Whatever the season, Iowa sunshine occasionally gives way to severe weather conditions. The best way to stay safe is to know what's going on outside and what you can do in the event of a flood, blizzard, thunderstorm, tornado or extreme heat or cold. These tips and resources should help you do just that.
Safety info, by building
Check buildings you work in or frequent on this Environmental Health and Safety website. Look for the building evacuation maps and particularly, where to take shelter from a tornado. If you can't find such information about your building, contact Angie Jewett, Environmental Health and Safety, at firstname.lastname@example.org, (515) 294-8090.
- Be aware of weather conditions at all times, especially if severe weather is predicted
- Sign up for an email or text alert from local news organizations
- Download a weather app for smart phones or mobile devices (many are free)
- If you receive a severe weather message, spread the word to your co-workers and family members, especially those who work outside
- If you hear thunder, lightning is close enough to harm you
- If you hear thunder -- even in the distance -- move to a safe place.
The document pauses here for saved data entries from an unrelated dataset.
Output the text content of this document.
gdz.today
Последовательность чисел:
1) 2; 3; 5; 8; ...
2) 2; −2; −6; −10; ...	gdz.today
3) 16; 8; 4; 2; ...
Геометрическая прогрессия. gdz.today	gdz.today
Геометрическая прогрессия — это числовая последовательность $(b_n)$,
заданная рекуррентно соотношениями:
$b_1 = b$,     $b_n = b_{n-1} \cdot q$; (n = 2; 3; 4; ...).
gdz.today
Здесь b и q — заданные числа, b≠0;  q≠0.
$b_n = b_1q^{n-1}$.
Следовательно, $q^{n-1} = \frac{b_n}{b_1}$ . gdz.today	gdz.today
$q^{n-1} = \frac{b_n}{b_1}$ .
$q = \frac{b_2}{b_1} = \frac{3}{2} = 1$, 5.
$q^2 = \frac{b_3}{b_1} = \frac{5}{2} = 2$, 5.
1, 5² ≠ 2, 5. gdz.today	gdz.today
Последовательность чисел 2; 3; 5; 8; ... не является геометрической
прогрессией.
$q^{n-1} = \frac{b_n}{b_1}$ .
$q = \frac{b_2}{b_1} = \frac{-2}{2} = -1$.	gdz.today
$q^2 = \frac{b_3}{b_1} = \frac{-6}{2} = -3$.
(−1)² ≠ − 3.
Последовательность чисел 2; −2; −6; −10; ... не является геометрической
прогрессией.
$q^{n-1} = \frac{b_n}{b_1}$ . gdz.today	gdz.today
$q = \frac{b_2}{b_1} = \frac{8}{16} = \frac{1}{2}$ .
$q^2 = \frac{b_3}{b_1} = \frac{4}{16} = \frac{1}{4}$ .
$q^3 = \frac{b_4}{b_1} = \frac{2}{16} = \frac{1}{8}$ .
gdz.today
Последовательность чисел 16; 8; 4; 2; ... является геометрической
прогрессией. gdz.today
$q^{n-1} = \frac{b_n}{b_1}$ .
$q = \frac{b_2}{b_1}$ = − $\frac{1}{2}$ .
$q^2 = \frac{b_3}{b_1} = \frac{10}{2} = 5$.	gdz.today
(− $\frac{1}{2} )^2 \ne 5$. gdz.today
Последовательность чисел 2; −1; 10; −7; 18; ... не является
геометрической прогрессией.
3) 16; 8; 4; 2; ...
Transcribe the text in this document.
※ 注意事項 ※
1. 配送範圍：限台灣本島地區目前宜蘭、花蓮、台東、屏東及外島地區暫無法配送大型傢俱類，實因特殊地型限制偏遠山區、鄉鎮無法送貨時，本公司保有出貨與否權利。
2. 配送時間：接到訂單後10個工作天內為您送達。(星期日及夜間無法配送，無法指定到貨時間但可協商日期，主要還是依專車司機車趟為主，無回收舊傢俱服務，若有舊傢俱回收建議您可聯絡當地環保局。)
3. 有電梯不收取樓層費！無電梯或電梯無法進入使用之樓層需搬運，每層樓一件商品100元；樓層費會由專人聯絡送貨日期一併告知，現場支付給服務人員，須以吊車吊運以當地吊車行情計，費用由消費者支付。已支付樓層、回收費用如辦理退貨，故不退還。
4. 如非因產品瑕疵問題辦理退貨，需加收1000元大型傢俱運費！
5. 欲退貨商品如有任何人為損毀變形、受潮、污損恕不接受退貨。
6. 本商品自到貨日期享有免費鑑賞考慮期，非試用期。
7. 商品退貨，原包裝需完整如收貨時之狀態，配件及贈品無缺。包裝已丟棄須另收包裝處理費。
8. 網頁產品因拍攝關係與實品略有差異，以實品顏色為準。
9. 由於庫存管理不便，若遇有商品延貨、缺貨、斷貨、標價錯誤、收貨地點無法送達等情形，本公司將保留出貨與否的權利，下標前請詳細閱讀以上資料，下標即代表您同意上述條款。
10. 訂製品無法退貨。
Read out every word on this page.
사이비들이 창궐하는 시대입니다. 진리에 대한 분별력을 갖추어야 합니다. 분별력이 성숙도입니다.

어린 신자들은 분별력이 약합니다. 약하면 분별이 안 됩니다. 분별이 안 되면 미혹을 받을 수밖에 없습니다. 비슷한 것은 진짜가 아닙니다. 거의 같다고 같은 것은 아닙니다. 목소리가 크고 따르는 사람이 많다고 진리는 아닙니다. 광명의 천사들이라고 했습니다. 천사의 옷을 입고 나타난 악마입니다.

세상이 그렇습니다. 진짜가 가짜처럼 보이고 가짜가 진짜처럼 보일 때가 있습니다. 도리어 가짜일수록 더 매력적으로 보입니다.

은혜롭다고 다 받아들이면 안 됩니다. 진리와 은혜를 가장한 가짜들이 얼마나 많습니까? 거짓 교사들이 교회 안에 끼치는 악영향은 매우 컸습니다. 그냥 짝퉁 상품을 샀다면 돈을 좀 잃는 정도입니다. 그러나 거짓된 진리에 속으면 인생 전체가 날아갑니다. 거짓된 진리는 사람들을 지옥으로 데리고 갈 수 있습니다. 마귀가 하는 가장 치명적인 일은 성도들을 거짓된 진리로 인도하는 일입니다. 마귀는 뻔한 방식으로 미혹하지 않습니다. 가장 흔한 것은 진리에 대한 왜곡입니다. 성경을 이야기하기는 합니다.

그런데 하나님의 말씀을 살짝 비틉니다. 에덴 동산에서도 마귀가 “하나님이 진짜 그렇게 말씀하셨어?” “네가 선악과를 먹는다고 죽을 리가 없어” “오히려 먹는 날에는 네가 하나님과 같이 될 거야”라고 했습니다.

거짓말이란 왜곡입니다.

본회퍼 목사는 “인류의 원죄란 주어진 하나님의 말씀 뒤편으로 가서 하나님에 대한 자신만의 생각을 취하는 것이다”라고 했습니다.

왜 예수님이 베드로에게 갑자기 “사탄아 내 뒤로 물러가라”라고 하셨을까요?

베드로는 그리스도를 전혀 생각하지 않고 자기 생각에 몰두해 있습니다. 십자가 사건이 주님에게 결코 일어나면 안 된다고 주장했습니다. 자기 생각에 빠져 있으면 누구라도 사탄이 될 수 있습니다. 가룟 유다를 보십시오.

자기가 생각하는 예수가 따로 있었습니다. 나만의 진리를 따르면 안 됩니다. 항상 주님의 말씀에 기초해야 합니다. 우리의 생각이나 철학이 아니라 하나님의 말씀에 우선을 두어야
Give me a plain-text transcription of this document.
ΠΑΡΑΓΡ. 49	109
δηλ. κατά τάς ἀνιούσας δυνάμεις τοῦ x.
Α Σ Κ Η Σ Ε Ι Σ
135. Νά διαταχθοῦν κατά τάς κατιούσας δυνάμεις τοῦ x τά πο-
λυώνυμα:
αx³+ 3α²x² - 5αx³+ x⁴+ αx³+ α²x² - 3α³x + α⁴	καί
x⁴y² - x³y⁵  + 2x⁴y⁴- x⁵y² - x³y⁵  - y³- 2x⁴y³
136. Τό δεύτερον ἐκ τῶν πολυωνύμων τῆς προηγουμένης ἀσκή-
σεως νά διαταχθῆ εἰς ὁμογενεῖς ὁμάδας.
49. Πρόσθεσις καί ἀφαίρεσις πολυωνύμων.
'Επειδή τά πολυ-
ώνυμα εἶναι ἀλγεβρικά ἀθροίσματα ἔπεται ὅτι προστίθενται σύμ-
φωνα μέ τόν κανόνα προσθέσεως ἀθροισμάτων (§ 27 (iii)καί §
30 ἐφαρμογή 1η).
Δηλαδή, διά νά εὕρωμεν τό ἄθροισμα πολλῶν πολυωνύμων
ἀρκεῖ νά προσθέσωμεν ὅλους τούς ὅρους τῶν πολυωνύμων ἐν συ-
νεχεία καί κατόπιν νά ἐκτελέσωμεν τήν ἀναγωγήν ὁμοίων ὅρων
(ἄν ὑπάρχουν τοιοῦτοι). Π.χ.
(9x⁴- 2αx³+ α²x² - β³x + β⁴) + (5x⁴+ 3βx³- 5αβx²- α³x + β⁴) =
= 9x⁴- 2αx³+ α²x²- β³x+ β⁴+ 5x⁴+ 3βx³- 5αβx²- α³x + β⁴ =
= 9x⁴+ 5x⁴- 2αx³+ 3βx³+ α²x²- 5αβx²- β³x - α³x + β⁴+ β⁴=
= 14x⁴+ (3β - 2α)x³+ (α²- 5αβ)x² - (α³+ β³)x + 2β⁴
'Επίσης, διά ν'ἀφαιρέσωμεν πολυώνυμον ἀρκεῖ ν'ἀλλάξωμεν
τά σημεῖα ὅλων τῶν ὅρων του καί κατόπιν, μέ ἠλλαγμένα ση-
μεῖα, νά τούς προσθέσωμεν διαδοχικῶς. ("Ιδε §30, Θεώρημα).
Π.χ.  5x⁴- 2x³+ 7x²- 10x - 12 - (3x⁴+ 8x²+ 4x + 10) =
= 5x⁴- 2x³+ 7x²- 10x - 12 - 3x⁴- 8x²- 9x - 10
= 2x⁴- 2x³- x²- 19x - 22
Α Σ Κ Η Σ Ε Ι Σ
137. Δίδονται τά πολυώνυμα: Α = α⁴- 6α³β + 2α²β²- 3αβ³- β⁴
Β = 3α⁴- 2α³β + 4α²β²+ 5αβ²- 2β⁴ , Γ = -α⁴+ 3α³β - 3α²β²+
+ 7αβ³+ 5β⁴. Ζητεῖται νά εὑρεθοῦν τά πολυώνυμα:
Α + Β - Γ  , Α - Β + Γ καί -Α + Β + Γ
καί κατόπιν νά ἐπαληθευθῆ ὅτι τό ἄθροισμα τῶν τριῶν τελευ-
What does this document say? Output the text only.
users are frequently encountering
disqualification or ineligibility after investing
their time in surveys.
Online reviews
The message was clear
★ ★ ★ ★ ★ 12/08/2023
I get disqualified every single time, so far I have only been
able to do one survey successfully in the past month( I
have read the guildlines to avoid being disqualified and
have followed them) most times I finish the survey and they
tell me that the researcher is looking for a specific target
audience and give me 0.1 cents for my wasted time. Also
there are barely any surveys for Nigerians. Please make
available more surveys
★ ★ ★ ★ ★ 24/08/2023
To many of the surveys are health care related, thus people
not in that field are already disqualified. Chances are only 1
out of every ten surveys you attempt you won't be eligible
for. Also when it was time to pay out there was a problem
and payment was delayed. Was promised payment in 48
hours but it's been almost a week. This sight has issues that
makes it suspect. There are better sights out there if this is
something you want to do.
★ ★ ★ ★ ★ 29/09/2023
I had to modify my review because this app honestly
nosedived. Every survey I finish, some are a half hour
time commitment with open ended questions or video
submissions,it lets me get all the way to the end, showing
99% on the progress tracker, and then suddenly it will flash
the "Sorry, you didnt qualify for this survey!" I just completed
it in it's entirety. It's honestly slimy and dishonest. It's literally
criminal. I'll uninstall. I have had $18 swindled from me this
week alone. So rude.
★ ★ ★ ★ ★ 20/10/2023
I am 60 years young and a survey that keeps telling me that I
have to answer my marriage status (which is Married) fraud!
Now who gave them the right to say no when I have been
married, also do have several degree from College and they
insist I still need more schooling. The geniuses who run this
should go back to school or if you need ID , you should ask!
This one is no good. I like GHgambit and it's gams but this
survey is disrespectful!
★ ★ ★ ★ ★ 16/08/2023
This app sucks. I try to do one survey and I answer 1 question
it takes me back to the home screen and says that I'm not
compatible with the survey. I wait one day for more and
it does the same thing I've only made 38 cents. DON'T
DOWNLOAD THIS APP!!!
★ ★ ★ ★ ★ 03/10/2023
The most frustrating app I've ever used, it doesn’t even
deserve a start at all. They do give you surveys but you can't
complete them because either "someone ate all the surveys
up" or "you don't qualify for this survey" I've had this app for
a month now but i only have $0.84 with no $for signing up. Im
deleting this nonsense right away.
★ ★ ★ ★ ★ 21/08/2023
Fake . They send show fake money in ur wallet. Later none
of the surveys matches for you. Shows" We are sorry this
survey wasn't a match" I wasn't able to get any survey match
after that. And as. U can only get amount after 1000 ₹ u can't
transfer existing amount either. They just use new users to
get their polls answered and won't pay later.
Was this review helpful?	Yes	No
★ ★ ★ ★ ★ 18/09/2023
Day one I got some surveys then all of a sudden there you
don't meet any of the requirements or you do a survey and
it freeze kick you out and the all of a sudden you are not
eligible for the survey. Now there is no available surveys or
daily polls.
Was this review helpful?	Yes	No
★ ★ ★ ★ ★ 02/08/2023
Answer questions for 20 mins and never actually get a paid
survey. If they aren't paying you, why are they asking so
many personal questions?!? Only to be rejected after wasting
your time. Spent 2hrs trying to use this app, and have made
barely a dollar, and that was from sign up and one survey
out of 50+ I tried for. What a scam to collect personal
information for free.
Fully enclosed buildings are best. Sheds, picnic tables, tents and covered porches do not protect from lightning. If no safe buildings are nearby, jump in a car (with a hard metal top) and close all the windows. Stay put for at least 30 minutes after the last rumble of thunder.
- If you are planning outdoor activities, know where to go for safety and how long it will take to get there
- Consider postponing outdoor activities or moving them inside if thunderstorms are predicted
- Don't use a corded phone while it's thundering and lightning, unless it's an emergency. Cordless and cell phones are OK.
- Don't use any plumbing fixtures during a thunderstorm since water pipes conduct electricity
- Head to higher ground if a flash flood warning is issued for your area
- Don't drive or walk through floodwaters
- If you live or work in a flood-prone area, be prepared to evacuate quickly and consider gathering emergency supplies, such as:
- three-day supply of nonperishable food and water
- seven-day supply of medications
- copies of personal documents (for example: insurance policies, birth certificates, deeds)
- cell phone with charger
- tools for securing your home
- insect repellent and sunscreen
- extra sets of car and house keys
- camera to shoot photos of damage to your property
- If you hear a tornado siren while inside a building, go to a windowless interior room on the lowest level; bathrooms often are best. Avoid buildings with large expansive roof structures, like the Armory. Many campus buildings have designated storm shelters.
- If you are walking across campus and hear the tornado siren, get to the nearest building and follow the same procedures
- If you are driving a car and debris begins flying around you, pull over and park. Your next two options are:
- stay in the car, buckle your seatbelt and keep your head below the windows and cover it with your hands or a blanket
- if you can safely get to a ditch or area lower than the road, exit the car, lie down and cover your head
Know the signs of heat stress, such as:
- muscle spasms
- heavy sweating
- fainting, collapse
- blurred vision
- weakness, fatigue
- pale, clammy skin
- confusion, erratic behavior
To avoid heat stress, take frequent breaks in a cool, shaded area and drink water. If symptoms appear serious, seek medical help.